If you believe that approval ratings measure anything reliable or important or even interesting, you might like to know that Donald Trump had the worst first month in office of any president since the dawn of approval ratings, by a wide margin.
Personally, I can’t stop checking the approval polls, every couple of days. But I’m not really sure why I or we should care, except for the possibility that they will make Trump so crazy his head will explode or he will start a war or tweet something really strange, even stranger than he already has.
In case you can overcome a similar ambivalence and want to check the numbers, political number-cruncher Nate Silver offered a smart, calm overview of the “approval” picture here.
Silver aggregates 18 polls by 16 different organizations. In just five of the 18 did Trump have more approvers than disapprovers. There is exactly one, by Rasmussen, an organization that historically produces a lot of polls more favorable to Republicans, in which Trump is approved by more than 50 percent of the electorate.
Naturally, that Rasmussen poll is the only one the president himself has publicly cited, which is further evidence of his lack of honesty or critical thinking skills. When someone can’t acknowledge negative news about himself, it’s a problem. When that person has the nuclear codes, it’s a little scary. I could write him a nice sentence in which he would acknowledge that he has work to do to convince more Americans that he is the man for the job, and then pledge to do that work by listening to them and doing his job better.
But that’s not the way Trump rolls. Why? Because he can’t stop selling, or because he thinks the audience is stupid, or perhaps because he is psychologically incapable of acknowledging or even entertaining himself the unpleasant truth of what these poll results suggest. And so he limits himself to the outlier — which itself would not look good in historical comparison to other presidents at the beginning of his term — and pretends that’s the only one.
Part of this is not his fault. Trump has excellent approval ratings among Republicans, comparable to what most presidents see from their own partisans at this point in their terms. He gets close to a zero from Democrats, however, which bespeaks the anger, fear and revulsion they feel, but which also suggests we are no longer in the era (which used to be more normal) where members of the opposite party would give a new president a chance. He also is below water among independents, which should worry him more.

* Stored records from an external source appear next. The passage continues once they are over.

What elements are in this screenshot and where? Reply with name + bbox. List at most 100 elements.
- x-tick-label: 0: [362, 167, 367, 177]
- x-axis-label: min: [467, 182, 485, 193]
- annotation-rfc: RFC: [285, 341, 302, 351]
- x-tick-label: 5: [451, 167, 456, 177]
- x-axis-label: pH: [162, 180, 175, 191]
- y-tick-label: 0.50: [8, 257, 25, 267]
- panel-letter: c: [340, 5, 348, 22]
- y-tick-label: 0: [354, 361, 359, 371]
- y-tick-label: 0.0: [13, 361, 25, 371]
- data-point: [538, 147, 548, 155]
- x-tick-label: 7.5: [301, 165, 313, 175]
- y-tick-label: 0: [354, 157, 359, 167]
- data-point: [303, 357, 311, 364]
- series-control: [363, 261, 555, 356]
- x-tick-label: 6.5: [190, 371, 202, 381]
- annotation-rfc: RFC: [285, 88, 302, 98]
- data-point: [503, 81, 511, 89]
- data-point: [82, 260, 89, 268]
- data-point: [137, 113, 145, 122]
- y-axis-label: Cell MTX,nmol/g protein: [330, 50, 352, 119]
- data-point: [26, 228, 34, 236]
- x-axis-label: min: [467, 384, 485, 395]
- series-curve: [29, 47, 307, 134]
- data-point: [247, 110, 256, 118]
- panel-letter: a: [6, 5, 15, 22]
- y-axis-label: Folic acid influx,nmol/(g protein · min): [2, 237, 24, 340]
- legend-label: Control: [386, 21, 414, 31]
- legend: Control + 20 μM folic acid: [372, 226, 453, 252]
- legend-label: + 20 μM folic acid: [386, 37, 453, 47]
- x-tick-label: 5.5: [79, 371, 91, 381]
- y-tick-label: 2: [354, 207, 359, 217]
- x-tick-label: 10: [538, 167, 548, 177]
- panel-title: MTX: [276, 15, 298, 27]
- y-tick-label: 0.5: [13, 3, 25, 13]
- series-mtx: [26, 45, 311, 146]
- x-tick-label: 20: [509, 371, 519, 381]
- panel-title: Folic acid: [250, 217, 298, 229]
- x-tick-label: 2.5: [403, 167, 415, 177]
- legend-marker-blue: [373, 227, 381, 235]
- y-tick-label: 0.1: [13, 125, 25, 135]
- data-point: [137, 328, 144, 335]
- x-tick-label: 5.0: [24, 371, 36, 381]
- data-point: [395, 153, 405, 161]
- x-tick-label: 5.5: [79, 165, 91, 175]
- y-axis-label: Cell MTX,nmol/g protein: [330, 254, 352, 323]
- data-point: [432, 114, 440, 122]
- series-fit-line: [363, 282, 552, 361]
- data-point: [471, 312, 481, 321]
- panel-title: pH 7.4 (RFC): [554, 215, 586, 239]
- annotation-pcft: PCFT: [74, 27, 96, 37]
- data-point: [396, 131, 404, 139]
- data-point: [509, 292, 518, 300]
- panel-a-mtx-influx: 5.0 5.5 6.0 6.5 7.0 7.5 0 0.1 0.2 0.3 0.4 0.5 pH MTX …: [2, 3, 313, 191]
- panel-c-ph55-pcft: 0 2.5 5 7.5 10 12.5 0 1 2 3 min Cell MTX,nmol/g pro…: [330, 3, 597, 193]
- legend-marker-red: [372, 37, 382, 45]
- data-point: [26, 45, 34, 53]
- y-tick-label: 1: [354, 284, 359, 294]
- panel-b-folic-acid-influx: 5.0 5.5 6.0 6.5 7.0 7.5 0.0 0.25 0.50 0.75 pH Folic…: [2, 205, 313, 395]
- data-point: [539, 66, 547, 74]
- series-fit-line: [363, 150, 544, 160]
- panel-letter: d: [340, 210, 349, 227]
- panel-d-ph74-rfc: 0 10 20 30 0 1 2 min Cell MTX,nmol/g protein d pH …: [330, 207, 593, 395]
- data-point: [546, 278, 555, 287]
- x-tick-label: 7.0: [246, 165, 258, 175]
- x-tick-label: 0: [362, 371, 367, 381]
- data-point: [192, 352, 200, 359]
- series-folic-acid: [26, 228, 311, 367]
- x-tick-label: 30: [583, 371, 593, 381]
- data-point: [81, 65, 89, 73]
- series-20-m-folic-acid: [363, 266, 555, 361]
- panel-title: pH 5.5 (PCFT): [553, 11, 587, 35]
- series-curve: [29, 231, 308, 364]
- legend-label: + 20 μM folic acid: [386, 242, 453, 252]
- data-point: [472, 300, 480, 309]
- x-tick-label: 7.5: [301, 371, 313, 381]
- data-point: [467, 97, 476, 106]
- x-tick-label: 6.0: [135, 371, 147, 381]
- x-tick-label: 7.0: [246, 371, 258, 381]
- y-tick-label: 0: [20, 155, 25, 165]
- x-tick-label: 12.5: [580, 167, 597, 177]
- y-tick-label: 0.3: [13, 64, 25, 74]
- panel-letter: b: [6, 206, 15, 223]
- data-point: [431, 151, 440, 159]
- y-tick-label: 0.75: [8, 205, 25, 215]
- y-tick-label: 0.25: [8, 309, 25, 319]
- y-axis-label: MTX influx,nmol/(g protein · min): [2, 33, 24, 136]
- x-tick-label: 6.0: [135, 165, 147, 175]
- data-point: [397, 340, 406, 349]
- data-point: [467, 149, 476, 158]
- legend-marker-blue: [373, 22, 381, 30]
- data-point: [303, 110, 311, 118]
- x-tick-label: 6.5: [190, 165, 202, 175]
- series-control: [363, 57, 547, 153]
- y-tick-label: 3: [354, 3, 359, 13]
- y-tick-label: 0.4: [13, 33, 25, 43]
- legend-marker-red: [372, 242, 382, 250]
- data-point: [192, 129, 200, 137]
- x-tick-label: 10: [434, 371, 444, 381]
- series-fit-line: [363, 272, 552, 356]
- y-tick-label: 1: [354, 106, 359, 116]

But to spend any more time talking about those polls would conflict with my first thought, expressed at the top, that approval ratings far away from the next election are not worth too many pixels.
Instead, if you can stand it, I offer a small anecdote from my childhood. In the Boston area, where I spent my early years (during the Eisenhower Administration), we had a local kid show called “Big Brother Bob Emery.” (This is not a 1984 “Big Brother” reference, it’s the show biz name of a sweet avuncular old fellow who hosted a noontime show for Boston-area kids.) And Big Brother Bob Emery had a shtick: During every show he encouraged all us kids to get a glass of milk, hold it up, and they would show a picture of President Eisenhower beaming baldly from behind a translucent American flag waving in the foreground. And Big Brother Bob would announce: “A toast to the president of the United States.” And “Hail to the Chief” would play and we would drink our milk and toast to Ike. I actually did this.
My parents were Adlai Stevenson Democrats, but they were also first-generation Americans and it would never have occurred to them to tell their kids not to toast Ike just because he was not from their preferred party. They liked Ike too, even if they didn’t vote for him, and if a pollster had asked them whether they approved of him, I believe they would’ve said yes. Unfortunately, I can’t ask them, but I’m pretty sure they would join me in being a little sad that’s it’s become so hard and rare to be friendly across partisan and ideological lines.
I can’t quite believe I’ve written this sappy (but true) reminiscence, but the level of “four legs good; two legs bad” partisanship is starting to really worry me. (Now that one actually is an Orwell reference, from “Animal Farm.”)
Have a nice weekend. See if you can find someone you disagree with but whom you respect and trust enough to discuss your differences with. It’s getting harder all the time.